Sunday, November 09, 2008

A defence for Gilmore?

Kate Gilmore has found a defender. In my last column I criticised Gilmore for claiming that all men are equally to blame for domestic violence. Back in 1994, Gilmore went as far as to claim that:

You can see the tyrants, the invaders, the imperialists, in the fathers, the husbands, the stepfathers, the boyfriends, the grandfathers, and it's that study of tyranny in the home ... that will take us to the point where we can secure change.

Lynn, a uni student from South Australia, submitted a comment on the column. Lynn describes herself as follows:

I have a vivid interest in the dynamics of domestic violence, childhood abuse, poverty and inequality, women's rights and feminism and violence against women, not just locally but on a global scale. I'm passionate about learning and spreading the truth of violence committed against women and children within our community.

Here is the key part of Lynn's case for Gilmore:

As for the comment about it the tyranny of fathers, grandfathers, uncles, boyfriends...consider these numbers, taken from the Australian Institute of Criminology for 2006/06.

63% happen in a dwelling. 69% of females are killed by an intimate partner or family member, and only 11% of females are killed by strangers.

You can see the kind of picture Lynn wants to create here: women are at risk from the men they marry; women are much more likely to be killed at home by an intimate partner than by a stranger. Therefore, suggests Lynn, Gilmore is right to complain about the tyranny of fathers, husbands, grandfathers etc.

I searched the internet and soon came up with a survey from the Australian Institute of Criminology (1999). It's a study of female homicides in Australia from 1989 to 1998.

It contains some really useful data on the issue - data which feminists won't want you to know, as it cuts right through the picture of ordinary women being at risk at home from their husbands.

It's not that Lynn is wrong in her statistics about female homicide. Women who are murdered usually know their attackers: only 14.8% of murder victims were attacked by strangers. When women are murdered it is most usually by "intimates" in their own home.

However, there are a number of important facts to keep in mind.

First, it's uncommon for women to be murdered. This is partly because most murder victims are male (63%). It's also due to the fact that the murder rate in Australia is very low. The very first conclusion drawn in the Australian Institute of Criminology report is this:

It must be borne in mind that homicide is a rare occurrence in Australia, and the killing of women is even less common. (p.37)

When we look at female deaths from external causes, homicide is one of the smaller categories. Women are much more at risk from suicide, car accidents and even accidental falls.

For instance, if we take Australian Bureau of Statistics data from 1997, we find that women are five times more likely to die from self-harm (suicide) than from homicide.
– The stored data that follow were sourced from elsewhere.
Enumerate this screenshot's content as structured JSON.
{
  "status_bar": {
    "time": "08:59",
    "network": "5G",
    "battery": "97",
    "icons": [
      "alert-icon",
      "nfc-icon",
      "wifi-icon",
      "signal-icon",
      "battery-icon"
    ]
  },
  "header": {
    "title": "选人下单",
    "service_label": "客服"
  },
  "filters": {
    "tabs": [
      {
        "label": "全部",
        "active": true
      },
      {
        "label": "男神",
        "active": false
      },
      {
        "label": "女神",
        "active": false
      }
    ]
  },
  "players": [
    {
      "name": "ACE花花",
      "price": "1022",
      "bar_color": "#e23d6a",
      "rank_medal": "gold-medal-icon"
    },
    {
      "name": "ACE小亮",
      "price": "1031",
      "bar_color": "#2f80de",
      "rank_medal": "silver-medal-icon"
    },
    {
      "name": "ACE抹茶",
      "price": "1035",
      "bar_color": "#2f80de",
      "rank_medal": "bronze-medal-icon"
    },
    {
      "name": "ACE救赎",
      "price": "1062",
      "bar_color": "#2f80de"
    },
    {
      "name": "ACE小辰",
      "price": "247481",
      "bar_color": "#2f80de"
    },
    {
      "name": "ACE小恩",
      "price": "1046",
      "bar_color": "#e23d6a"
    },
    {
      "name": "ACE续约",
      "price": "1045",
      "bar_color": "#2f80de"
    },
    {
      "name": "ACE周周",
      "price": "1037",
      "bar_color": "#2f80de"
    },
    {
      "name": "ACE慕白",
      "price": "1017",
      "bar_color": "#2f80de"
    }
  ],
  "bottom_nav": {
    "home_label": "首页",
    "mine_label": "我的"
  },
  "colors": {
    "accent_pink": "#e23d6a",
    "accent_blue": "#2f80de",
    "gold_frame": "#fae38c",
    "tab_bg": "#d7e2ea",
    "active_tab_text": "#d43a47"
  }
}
Women are also five times more likely to die from accidental falls than from homicide.

It should be remembered too that when the Australian Institute of Criminology talks about women being murdered by "intimates", they don't just mean husbands. Included in this category are:

spouses, ex-spouses, persons in current or former de facto relationships, current or former boy/girlfriends, extra-marital lovers or partners of same-sex relationships. (p.9)

This is a large category of people to consider. It would be useful to know what percentage of homicides are committed by husbands in a stable relationship with their wife, rather than by the many different kinds of "intimates" listed above.

Which brings me to the most significant data. The kind of women who are likely to be influenced by feminist claims on domestic violence are young middle-class women attending university. But it is exactly these women who have the least to worry about.

Why? It turns out that the overwhelming majority of homicides occur among an underclass of people who are unemployed and affected by alcohol. Consider this: in 63% of cases in which women are murdered, both the female victim and the male perpetrator are unemployed. 73% of men who murder women are unemployed. (p.24). Furthermore:

James and Carcach (1998) suggest that almost 85 per cent of victims, and a little over 90 per cent of offenders, belong to what can be described as an underclass in Australian society.

Similarly, in a study of homicides that occurred in New South Wales between 1968 and 1981, it was found that marital violence resulting in death only very rarely occurred in the professional, semi-professional and managerial classes (Wallace 1986). (p.24)

So 90% of the men who murder women belong to a mostly unemployed underclass in Australia.

Alcohol also plays a part in homicide: it was a factor in about one third of homicides committed by an intimate. (p.27)

Therefore, when Kate Gilmore denied in 1994 that "men that are violent are different from every other man in the country" she could not have been more wrong. 90% of homicides committed against women are perpetrated by men from a largely unemployed underclass.

Homicides against women in Australia are rare and they are committed not by powerful men seeking to enforce patriarchal control, but by an underclass of men exposed to "stress" factors such as unemployment, alcohol and poverty.

I am not excusing the fact that these murders occur, but I don't want the average woman to be misled into thinking that marriage to an ordinary, employed male puts her at dire risk of becoming a murder statistic.

The feminist take on violence is way too gloomy. It is also too driven by ideology - by a concern to prove the theory that domestic violence is "systemic" within a patriarchy.